Je continue à taper, un bémol se glisse entre ces lignes qui prétendent tout prévoir, tout édifier pour la gloire de la Beatissima!

Ma divagation me ramène à mon saut du début de l’année. Est-ce vraiment une bonne décision de nous avoir fait sauter une année? On serait si bien à continuer à étudier ! Le laboratoire de chimie, après celui de la physique, me fascine. Mais Dieu le veut ainsi, s’il faut y aller, tapons!

Justement dans le chapitre du vœu d’obéissance, je tape : « Le religieux obéissant est transporté au ciel dans les bras de son supérieur »
et je continue avec
« Il fut obéissant jusqu’à la mort de la croix. » « L’obéissance est aussi le moyen le plus efficace et le plus facile pour remplir la fin de ma vocation : glorifier la Trinité, écrivais-je à la suite.
Et l’argumentation : « La plus grande gloire que je puisse lui procurer est l’accomplissement de sa divine volonté, de plus, la soumission parfaite ne va pas sans l’oubli de soi si agréable à Dieu. »
Et la conviction : « serais-je donc assez orgueilleux pour refuser un moyen que j’ai promis d’observer et qui m’offre de si précieux avantages? Non !»
Et la résolution « Je veux combattre l’orgueil, principal ennemi de l’obéissance. L’orgueil qui fait critiquer et juger les ordres des supérieurs, l’orgueil qui enlève le divin dans notre obéissance et y met l’humain avec ses considérations et ses caprices. »

Avec cette naïve assurance, je continue à taper. Tapant, je divague encore. L’assurance…!

Tout est paisible ce matin. On vient à peine de se remettre du grand stress vécu au début du mois. Les 4,5 et 6 juin, on passait les redoutés examens du DIP. Ce fut pour moi très éprouvant.

D’abord une semaine d’intense fébrilité à tout revoir, la panique des derniers moments devant les trous béants de la mémoire et des idées, la course fébrile aux profs pour des explications supplémentaires, le crissement des tables et des chaises qu’on aligne dans la salle, la veille, pendant qu’on ne dort pas encore.

Le matin fatidique, le solennel des enveloppes qu’on décachette, les longues heures à écrire, sans note ni dictionnaire, sous le regard impassible de surveillants étrangers, dans la grande salle du Scolasticat, assis devant un pupitre étroit et sévère, sous un silence de plomb qui ne laissait passer que le froissement des feuilles que l’on tourne et la lenteur des pas qui glissent entre les rangées. La panique des cinq minutes de décompte annoncé, puis les heures d’angoisse sous les tenailles des sentiments d’échecs difficiles à desserrer.
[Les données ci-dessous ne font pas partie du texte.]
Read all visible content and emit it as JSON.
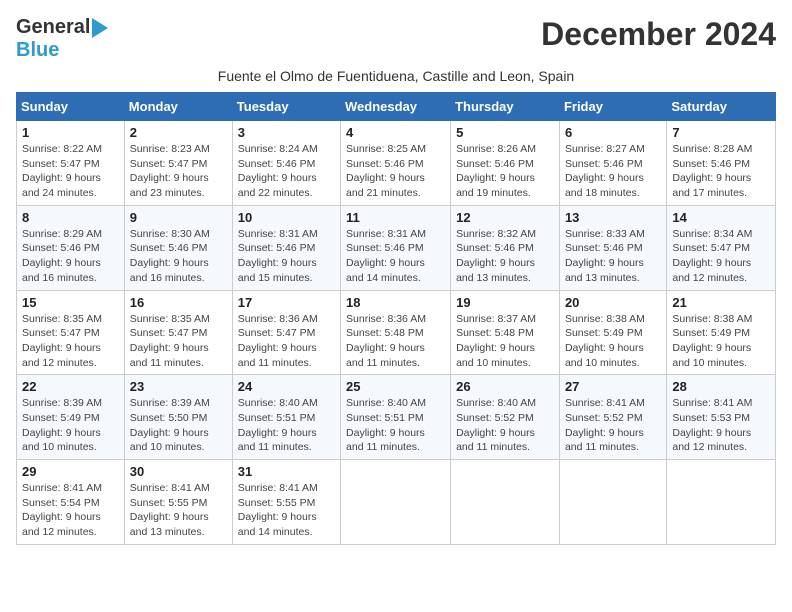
{
  "logo": {
    "line1": "General",
    "line2": "Blue"
  },
  "title": "December 2024",
  "subtitle": "Fuente el Olmo de Fuentiduena, Castille and Leon, Spain",
  "weekdays": [
    "Sunday",
    "Monday",
    "Tuesday",
    "Wednesday",
    "Thursday",
    "Friday",
    "Saturday"
  ],
  "weeks": [
    [
      {
        "day": "1",
        "sunrise": "8:22 AM",
        "sunset": "5:47 PM",
        "daylight": "9 hours and 24 minutes."
      },
      {
        "day": "2",
        "sunrise": "8:23 AM",
        "sunset": "5:47 PM",
        "daylight": "9 hours and 23 minutes."
      },
      {
        "day": "3",
        "sunrise": "8:24 AM",
        "sunset": "5:46 PM",
        "daylight": "9 hours and 22 minutes."
      },
      {
        "day": "4",
        "sunrise": "8:25 AM",
        "sunset": "5:46 PM",
        "daylight": "9 hours and 21 minutes."
      },
      {
        "day": "5",
        "sunrise": "8:26 AM",
        "sunset": "5:46 PM",
        "daylight": "9 hours and 19 minutes."
      },
      {
        "day": "6",
        "sunrise": "8:27 AM",
        "sunset": "5:46 PM",
        "daylight": "9 hours and 18 minutes."
      },
      {
        "day": "7",
        "sunrise": "8:28 AM",
        "sunset": "5:46 PM",
        "daylight": "9 hours and 17 minutes."
      }
    ],
    [
      {
        "day": "8",
        "sunrise": "8:29 AM",
        "sunset": "5:46 PM",
        "daylight": "9 hours and 16 minutes."
      },
      {
        "day": "9",
        "sunrise": "8:30 AM",
        "sunset": "5:46 PM",
        "daylight": "9 hours and 16 minutes."
      },
      {
        "day": "10",
        "sunrise": "8:31 AM",
        "sunset": "5:46 PM",
        "daylight": "9 hours and 15 minutes."
      },
      {
        "day": "11",
        "sunrise": "8:31 AM",
        "sunset": "5:46 PM",
        "daylight": "9 hours and 14 minutes."
      },
      {
        "day": "12",
        "sunrise": "8:32 AM",
        "sunset": "5:46 PM",
        "daylight": "9 hours and 13 minutes."
      },
      {
        "day": "13",
        "sunrise": "8:33 AM",
        "sunset": "5:46 PM",
        "daylight": "9 hours and 13 minutes."
      },
      {
        "day": "14",
        "sunrise": "8:34 AM",
        "sunset": "5:47 PM",
        "daylight": "9 hours and 12 minutes."
      }
    ],
    [
      {
        "day": "15",
        "sunrise": "8:35 AM",
        "sunset": "5:47 PM",
        "daylight": "9 hours and 12 minutes."
      },
      {
        "day": "16",
        "sunrise": "8:35 AM",
        "sunset": "5:47 PM",
        "daylight": "9 hours and 11 minutes."
      },
      {
        "day": "17",
        "sunrise": "8:36 AM",
        "sunset": "5:47 PM",
        "daylight": "9 hours and 11 minutes."
      },
      {
        "day": "18",
        "sunrise": "8:36 AM",
        "sunset": "5:48 PM",
        "daylight": "9 hours and 11 minutes."
      },
      {
        "day": "19",
        "sunrise": "8:37 AM",
        "sunset": "5:48 PM",
        "daylight": "9 hours and 10 minutes."
      },
      {
        "day": "20",
        "sunrise": "8:38 AM",
        "sunset": "5:49 PM",
        "daylight": "9 hours and 10 minutes."
      },
      {
        "day": "21",
        "sunrise": "8:38 AM",
        "sunset": "5:49 PM",
        "daylight": "9 hours and 10 minutes."
      }
    ],
    [
      {
        "day": "22",
        "sunrise": "8:39 AM",
        "sunset": "5:49 PM",
        "daylight": "9 hours and 10 minutes."
      },
      {
        "day": "23",
        "sunrise": "8:39 AM",
        "sunset": "5:50 PM",
        "daylight": "9 hours and 10 minutes."
      },
      {
        "day": "24",
        "sunrise": "8:40 AM",
        "sunset": "5:51 PM",
        "daylight": "9 hours and 11 minutes."
      },
      {
        "day": "25",
        "sunrise": "8:40 AM",
        "sunset": "5:51 PM",
        "daylight": "9 hours and 11 minutes."
      },
      {
        "day": "26",
        "sunrise": "8:40 AM",
        "sunset": "5:52 PM",
        "daylight": "9 hours and 11 minutes."
      },
      {
        "day": "27",
        "sunrise": "8:41 AM",
        "sunset": "5:52 PM",
        "daylight": "9 hours and 11 minutes."
      },
      {
        "day": "28",
        "sunrise": "8:41 AM",
        "sunset": "5:53 PM",
        "daylight": "9 hours and 12 minutes."
      }
    ],
    [
      {
        "day": "29",
        "sunrise": "8:41 AM",
        "sunset": "5:54 PM",
        "daylight": "9 hours and 12 minutes."
      },
      {
        "day": "30",
        "sunrise": "8:41 AM",
        "sunset": "5:55 PM",
        "daylight": "9 hours and 13 minutes."
      },
      {
        "day": "31",
        "sunrise": "8:41 AM",
        "sunset": "5:55 PM",
        "daylight": "9 hours and 14 minutes."
      },
      null,
      null,
      null,
      null
    ]
  ]
}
Après ces trois jours de Vendredi saint, il y eut une semaine herculéenne à l’extérieur : travaux, promenades, sports, etc. Toute lecture étant interdite, il n’y avait pendant toute cette semaine que du physique … et des prières murmurées par des lèvres qui ont bien dormi. Petit à petit, le calme revint dans les artères avec les soirées libres à surveiller les engoulevents qui plongent avec des cris de victoire jusqu’aux horizons du soleil se couchant dans ses draps de firmament rose.

Ce matin, c’est très calme. Je continue à taper. Ce que je tape, ma garantie, ma police d’assurance-vie, mes protocoles c’est aussi un examen, l’examen de ce qu’on ma appris de la vie surnaturelle que je passe devant le sourire bonasse de l’Éternel. Le véritable examen, l’examen pratique de la vie commencera au début de septembre devant une classe de marmots débordants de vie.

Je tape : «Gloria Dei homo vivens » - Da robur fer auxilium.
C’est le point final de mon plan de vie et de ma vie au Mont-Sacré-Cœur.